- 2 tablespoons pine nuts
- 12 ounces whole wheat or tricolored penne
- ¼ cup extra-virgin olive oil
- 12 large garlic cloves, peeled and slightly crushed
- 6 anchovy fillets, drained and minced
- 1 small (about 1 ½ pounds) head of cauliflower, trimmed, cored and cut into 1-inch florets
- 2 apples, such as McIntosh or Braeburn, unpeeled, cored and cut into ¼-inch-thick slices
- ¼ cup chopped fresh sage leaves
- Kosher salt and freshly ground pepper
1.To toast the pine nuts: Heat a small, nonstick skillet over medium heat. Add the pine nuts, and toast, stirring frequently, until fragrant and golden brown, about 4 minutes.Set aside.

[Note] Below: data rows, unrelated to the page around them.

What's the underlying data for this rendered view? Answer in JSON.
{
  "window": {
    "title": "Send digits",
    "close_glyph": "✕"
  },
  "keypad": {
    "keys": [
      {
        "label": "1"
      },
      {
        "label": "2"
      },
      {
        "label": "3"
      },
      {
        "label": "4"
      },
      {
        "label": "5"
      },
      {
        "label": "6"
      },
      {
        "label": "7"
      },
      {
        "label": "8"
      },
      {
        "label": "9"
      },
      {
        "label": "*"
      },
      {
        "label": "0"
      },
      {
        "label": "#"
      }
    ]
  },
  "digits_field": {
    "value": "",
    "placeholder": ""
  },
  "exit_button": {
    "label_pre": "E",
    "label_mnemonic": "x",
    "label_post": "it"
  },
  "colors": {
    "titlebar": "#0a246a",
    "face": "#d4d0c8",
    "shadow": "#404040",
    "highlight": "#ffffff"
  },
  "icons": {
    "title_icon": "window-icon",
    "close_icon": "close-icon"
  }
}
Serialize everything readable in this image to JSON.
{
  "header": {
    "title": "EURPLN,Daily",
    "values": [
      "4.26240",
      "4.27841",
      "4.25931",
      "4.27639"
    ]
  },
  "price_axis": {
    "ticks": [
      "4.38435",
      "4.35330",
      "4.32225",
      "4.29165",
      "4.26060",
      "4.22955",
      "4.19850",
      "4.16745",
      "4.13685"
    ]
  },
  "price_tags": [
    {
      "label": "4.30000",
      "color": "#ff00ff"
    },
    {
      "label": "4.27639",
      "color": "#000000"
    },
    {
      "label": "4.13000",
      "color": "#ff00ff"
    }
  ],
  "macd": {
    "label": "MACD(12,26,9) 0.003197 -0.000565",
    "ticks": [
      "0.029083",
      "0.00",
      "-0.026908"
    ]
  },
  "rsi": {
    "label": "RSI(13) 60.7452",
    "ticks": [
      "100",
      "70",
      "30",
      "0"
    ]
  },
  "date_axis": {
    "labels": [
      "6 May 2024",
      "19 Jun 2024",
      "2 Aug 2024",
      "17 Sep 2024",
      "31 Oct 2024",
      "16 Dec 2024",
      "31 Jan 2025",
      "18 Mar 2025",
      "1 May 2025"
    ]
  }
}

2. While the pine nuts are toasting, bring a large pot of salted water to a boil, add the pasta, and cook until al dente. Drain, reserving ¾ cup of the pasta water, and return the pasta to the pot.
3. While the pasta is cooking, in a large, heavy skillet or saucepan with a tight-fitting lid, heat the oil over medium heat. Add the garlic and anchovies and cook, stirring frequently, until the garlic is lightly golden brown and the anchovies have mostly disintegrated into the oil, about 5 minutes. Add the cauliflower and continue to cook, stirring until ingredients are fully incorporated, about 5 minutes. Add the apples and ¼ cup of the reserved pasta water. Cover and steam until cauliflower is fork tender, 5 to 7 minutes.
4. Uncover and increase the heat to medium-high. Continue to cook, stirring often, until most of the water has evaporated. (If the sauce seems too dry, stir in some of the reserved pasta water, as needed.) Add the sage and season with salt and pepper to taste. Cook for 2 more minutes and then remove from the heat. Adjust the seasonings with salt and pepper to taste. Spoon over individual bowls of pasta and garnish with the toasted pine nuts.